A "tell it like it is" account of my family's 2 year adventure in Switzerland. With 3 young kids, there's always a reason to enjoy a glass (sometimes a bottle) of wine and a laugh about life in the land of chocolate and cheese.
Monday, April 27, 2009
The swiss version of Groundhogs Day
Only a week into living in Switzerland and we've already experienced our first wacky Swiss Holiday. Well, I guess we can't call it a Swiss holiday, as it is only a holiday in the canton of Zurich. Personally, I'm willing to embrace any holiday that allows my husband to take an afternoon off of work and lend a hand with the kids, regardless of how strange it is.
The official name of the holiday is Sechselauten. From what I understand, back in medieval times, the work day started at sun up, and ended at sun down for most of the year. But in the summertime, the workday ended strictly at 6 p.m. and the people of Zurich could enjoy some daylight. So Sechselauten celebrates the beginning of summer hours. In the spirit of becoming one with Swiss culture, I have STRONGLY encouraged Bryan to embrace this wonderful tradition and high tail it home from work early all summer. Apparently his office and his boss don't fully support this holiday.

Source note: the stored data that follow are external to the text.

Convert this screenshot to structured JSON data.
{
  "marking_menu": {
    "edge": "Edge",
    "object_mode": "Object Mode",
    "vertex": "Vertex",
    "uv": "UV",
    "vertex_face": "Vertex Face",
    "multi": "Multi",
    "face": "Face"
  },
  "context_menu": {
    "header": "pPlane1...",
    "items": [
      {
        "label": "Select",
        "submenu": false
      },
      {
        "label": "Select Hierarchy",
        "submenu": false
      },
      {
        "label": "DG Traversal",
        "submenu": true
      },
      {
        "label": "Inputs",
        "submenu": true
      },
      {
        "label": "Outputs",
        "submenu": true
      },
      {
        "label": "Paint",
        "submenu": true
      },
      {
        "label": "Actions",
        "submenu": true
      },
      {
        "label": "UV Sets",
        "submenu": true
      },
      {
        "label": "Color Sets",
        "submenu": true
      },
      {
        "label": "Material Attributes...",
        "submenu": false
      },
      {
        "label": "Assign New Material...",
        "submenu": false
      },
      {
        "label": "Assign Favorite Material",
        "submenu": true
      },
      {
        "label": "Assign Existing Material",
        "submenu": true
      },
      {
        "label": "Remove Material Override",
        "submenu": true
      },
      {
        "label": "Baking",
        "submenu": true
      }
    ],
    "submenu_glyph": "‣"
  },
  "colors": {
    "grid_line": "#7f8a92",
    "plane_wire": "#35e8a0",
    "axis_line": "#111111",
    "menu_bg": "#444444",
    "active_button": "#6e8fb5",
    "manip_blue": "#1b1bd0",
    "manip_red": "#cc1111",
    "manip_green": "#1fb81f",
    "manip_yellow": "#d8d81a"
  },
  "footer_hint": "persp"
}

My mom and I were introduced to Sechselauten on Saturday while enjoying a glass of wine at a cafe by the river. We soon heard the whistle of a marching band and then noticed all kinds of people dressed in old fashioned costumes walking around town. When curiosity finally got the best of us, I asked a friendly looking Swiss family what the deal was. For some reason one of the women found our question hysterical while another women explained that it was part of the holiday and we would see people dressed in period clothing all weekend. She wasn't kidding. Men, Women, children, and even the occasional dog were dressed in costume throughout the weekend.
On Monday afternoon, all the stores in Zurich closed and everyone had the afternoon off school and work. The parade started at 3 and went on FOREVER. It's the first parade I've ever been to where people held ticketed seats. There were 2 rows of benches along on each side of the street along the entire parade route. The benches were numbered and apparently people had purchased tickets for a prime view of the festivities. Many of the ticketed spectators had huge baskets of flowers that they handed out to parade marchers. Either they knew the people they handed them to, or it was the craziest speed dating event ever, because they would run out into the parade with a flower, hand it to a marcher, and then fake kiss them 3 times on the cheek before running back to their seat. There were beautiful horses and floats and best of all, wine pourers who handed out glasses of wine to the people sitting on the benches. Needless to say, we were not ticketed spectators and only lasted about 30 minutes of the 3 hr parade. I'm hoping the ticket holders in our section didn't pay top dollar for their seats, because listening to the 3 crazy American kids behind them, whining and crying about not being able to see the parade, probably got old pretty quickly.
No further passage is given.